Napster, the trailblazing file sharing service set up in 2000 by college student Shawn Fanning which ultimately changed the music industry forever and made Metallica cry, is set to be the subject of a new movie. Directed by Alex Winter, who is best known for his totally bodacious Bill & Ted’s Excellent Adventure movies, the film will be in a documentary style.
“The rise and fall of Napster and the birth of peer-to-peer file-sharing technology created by Shawn Fanning when he was a college student, changed music to movies, and made possible everything from Julian Assange, WikiLeaks to the iPod and Facebook,” Winter told Deadline.
“It became an expression of youth revolt, and contributed to a complete shift in how information, media and governments work. And it is a fascinating human story, where this 18-year-old kid invents a peer-to-peer file-sharing system, and brings it to the world six months later.”

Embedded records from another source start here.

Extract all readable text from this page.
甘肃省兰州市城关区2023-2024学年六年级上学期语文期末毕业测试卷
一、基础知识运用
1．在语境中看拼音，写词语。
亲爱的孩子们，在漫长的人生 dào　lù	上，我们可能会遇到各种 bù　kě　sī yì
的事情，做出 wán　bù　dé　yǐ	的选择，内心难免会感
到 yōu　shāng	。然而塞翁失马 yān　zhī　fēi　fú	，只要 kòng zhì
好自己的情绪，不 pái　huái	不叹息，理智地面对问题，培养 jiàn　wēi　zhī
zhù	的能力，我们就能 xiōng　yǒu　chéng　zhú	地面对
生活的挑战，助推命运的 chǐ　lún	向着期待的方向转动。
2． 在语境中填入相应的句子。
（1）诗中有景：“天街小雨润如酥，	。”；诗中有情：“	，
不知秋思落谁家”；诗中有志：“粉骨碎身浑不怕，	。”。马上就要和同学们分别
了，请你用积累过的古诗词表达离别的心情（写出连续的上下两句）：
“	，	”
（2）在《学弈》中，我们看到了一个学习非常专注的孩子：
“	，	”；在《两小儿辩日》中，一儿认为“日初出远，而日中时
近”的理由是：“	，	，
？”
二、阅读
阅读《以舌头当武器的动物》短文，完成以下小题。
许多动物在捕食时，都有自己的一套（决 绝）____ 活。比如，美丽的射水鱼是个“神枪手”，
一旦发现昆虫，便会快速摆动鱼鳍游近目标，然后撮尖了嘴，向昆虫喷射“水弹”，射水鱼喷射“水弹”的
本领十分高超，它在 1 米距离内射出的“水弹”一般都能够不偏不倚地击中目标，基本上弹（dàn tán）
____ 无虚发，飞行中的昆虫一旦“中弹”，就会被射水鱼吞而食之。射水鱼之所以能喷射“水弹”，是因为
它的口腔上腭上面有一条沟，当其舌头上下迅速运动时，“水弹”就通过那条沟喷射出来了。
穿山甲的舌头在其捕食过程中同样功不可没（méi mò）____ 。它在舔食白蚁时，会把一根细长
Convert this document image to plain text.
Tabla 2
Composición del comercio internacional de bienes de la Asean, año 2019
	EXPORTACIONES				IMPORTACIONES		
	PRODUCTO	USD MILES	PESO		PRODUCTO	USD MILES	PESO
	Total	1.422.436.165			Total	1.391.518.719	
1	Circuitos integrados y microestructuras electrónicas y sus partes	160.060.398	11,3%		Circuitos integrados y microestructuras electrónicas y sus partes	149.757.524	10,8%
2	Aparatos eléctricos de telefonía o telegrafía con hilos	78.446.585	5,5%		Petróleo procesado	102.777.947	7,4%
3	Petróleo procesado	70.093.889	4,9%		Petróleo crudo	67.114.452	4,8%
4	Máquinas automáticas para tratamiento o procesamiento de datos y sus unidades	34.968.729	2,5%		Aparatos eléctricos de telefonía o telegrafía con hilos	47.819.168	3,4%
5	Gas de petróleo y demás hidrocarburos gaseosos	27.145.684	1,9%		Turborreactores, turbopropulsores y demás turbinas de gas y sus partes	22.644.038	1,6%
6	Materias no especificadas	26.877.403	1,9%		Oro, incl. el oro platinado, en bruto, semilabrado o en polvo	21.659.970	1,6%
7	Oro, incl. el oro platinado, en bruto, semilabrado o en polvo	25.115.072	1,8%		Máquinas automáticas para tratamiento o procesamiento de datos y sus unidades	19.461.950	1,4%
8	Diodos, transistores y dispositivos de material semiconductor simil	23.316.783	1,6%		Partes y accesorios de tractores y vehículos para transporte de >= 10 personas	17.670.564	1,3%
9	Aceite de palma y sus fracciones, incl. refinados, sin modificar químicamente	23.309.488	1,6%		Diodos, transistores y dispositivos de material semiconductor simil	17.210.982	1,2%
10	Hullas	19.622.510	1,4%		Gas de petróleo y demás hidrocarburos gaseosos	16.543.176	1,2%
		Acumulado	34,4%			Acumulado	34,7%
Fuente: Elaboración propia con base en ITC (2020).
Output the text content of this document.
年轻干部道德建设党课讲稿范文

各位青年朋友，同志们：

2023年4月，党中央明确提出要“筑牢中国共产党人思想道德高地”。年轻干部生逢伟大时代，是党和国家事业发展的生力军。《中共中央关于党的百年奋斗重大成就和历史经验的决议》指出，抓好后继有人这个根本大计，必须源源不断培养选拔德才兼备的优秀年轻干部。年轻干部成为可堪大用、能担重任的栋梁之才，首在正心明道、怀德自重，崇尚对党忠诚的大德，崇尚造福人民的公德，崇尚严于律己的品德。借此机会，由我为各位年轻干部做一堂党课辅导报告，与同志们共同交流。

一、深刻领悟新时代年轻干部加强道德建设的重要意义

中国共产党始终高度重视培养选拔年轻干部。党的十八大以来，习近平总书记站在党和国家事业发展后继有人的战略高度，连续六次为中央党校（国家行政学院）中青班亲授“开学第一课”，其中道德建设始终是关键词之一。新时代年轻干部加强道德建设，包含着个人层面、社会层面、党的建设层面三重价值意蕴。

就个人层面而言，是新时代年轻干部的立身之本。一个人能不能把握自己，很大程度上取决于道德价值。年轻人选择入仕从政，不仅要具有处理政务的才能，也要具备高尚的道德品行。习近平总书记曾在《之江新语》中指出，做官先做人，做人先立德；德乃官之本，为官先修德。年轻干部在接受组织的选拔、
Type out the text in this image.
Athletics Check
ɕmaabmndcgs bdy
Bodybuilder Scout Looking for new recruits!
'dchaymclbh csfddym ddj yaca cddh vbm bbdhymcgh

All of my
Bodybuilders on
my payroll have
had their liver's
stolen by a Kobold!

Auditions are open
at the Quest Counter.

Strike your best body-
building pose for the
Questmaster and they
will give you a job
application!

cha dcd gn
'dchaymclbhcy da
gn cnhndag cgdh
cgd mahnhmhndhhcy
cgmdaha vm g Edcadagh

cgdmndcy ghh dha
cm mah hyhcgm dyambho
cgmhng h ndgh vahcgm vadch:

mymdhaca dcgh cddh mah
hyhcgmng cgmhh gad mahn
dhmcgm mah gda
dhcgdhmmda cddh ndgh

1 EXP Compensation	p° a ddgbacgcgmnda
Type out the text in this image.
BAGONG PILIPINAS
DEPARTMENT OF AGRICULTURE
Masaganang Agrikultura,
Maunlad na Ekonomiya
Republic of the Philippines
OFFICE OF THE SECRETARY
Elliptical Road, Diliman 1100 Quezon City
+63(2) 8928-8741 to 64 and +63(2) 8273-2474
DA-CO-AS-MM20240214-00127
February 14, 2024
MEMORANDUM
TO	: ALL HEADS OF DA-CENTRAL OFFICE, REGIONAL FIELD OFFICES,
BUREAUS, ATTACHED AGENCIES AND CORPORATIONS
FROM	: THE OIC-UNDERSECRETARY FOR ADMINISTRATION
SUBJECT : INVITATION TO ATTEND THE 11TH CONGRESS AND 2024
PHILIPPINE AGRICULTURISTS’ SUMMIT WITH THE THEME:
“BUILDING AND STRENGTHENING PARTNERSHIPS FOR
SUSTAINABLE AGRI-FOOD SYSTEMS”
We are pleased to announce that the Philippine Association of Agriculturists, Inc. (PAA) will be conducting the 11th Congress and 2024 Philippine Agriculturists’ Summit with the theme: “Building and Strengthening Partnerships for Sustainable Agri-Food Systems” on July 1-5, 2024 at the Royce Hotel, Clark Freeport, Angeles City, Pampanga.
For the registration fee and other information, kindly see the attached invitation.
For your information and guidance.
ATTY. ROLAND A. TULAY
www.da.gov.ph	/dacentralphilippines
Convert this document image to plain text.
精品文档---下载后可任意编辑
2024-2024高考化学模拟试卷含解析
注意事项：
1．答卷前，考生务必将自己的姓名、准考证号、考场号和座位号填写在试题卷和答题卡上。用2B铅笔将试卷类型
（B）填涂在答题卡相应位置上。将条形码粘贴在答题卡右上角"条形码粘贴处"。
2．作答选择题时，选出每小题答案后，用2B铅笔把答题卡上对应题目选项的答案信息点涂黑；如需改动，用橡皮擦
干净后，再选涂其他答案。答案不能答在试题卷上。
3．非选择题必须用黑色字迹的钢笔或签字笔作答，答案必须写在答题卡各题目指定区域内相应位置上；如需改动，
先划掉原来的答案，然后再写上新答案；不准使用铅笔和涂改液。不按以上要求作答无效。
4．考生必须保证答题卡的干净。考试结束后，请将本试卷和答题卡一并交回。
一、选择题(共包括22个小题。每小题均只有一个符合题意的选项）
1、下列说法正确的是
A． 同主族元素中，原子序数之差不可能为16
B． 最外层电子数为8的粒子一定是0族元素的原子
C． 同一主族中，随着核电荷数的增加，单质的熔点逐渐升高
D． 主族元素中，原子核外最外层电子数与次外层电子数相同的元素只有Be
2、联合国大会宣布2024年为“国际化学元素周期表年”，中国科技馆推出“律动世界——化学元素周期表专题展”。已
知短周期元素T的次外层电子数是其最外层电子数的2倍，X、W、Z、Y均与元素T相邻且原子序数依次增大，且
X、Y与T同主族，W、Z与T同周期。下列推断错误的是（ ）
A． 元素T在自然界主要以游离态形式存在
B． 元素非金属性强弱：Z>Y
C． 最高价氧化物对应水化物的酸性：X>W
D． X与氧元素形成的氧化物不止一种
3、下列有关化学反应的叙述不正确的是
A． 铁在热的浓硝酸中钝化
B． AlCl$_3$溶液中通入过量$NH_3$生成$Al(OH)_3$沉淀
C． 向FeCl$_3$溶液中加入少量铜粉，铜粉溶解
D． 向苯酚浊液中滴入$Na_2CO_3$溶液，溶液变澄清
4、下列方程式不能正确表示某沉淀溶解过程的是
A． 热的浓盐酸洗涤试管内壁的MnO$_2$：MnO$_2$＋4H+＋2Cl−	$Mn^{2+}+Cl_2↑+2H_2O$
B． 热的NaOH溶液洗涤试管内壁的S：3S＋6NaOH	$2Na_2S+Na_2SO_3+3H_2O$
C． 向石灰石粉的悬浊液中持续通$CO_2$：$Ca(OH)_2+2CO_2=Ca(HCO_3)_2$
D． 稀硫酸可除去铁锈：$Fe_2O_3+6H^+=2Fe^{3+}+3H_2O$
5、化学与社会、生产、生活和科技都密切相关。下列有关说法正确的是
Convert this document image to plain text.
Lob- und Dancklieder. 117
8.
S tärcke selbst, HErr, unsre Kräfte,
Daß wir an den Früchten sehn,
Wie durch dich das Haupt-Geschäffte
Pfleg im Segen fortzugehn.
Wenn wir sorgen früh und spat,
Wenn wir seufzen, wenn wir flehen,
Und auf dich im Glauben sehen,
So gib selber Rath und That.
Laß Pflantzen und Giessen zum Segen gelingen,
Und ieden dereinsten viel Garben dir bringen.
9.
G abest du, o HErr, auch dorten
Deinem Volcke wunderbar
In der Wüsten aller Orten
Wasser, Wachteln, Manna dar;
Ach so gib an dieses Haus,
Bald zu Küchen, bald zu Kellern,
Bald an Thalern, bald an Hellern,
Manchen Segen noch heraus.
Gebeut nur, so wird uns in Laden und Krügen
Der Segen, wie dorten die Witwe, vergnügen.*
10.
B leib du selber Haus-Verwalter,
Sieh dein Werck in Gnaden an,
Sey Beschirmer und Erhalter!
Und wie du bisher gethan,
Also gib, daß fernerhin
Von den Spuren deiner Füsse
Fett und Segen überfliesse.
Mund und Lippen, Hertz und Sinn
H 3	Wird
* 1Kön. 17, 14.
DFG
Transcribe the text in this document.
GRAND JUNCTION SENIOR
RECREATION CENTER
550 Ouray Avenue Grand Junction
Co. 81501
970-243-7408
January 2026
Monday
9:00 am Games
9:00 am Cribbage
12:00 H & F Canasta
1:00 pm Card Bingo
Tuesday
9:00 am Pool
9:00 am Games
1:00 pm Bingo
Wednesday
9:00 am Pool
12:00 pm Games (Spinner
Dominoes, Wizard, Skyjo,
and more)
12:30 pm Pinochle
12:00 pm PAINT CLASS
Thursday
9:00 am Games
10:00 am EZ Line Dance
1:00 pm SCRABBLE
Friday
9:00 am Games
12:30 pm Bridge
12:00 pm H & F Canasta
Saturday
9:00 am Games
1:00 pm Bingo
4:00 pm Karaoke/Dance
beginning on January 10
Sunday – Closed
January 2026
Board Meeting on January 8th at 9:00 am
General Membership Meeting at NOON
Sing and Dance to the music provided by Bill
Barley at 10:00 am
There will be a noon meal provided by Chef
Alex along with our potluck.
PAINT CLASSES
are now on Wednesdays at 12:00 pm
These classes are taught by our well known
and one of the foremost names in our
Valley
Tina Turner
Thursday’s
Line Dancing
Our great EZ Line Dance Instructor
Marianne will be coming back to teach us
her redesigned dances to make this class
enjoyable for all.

While Fanning’s site was shut down by the music industry and he became a punching bag for their drastically changed business model and massive reduction in revenue, Winter says that Faning had always intended for Napster to be a site that charged people for music in a manner similar to iTunes.
He argues “Nobody wanted to deal with this college kid and the music industry took a hard stance and focused on shutting him down. It’s a gray area. I can understand Fanning’s side, but I can also empathize with the horror that Metallica’s Lars Ulrich felt when a single that wasn’t even finished ended up on the radio.”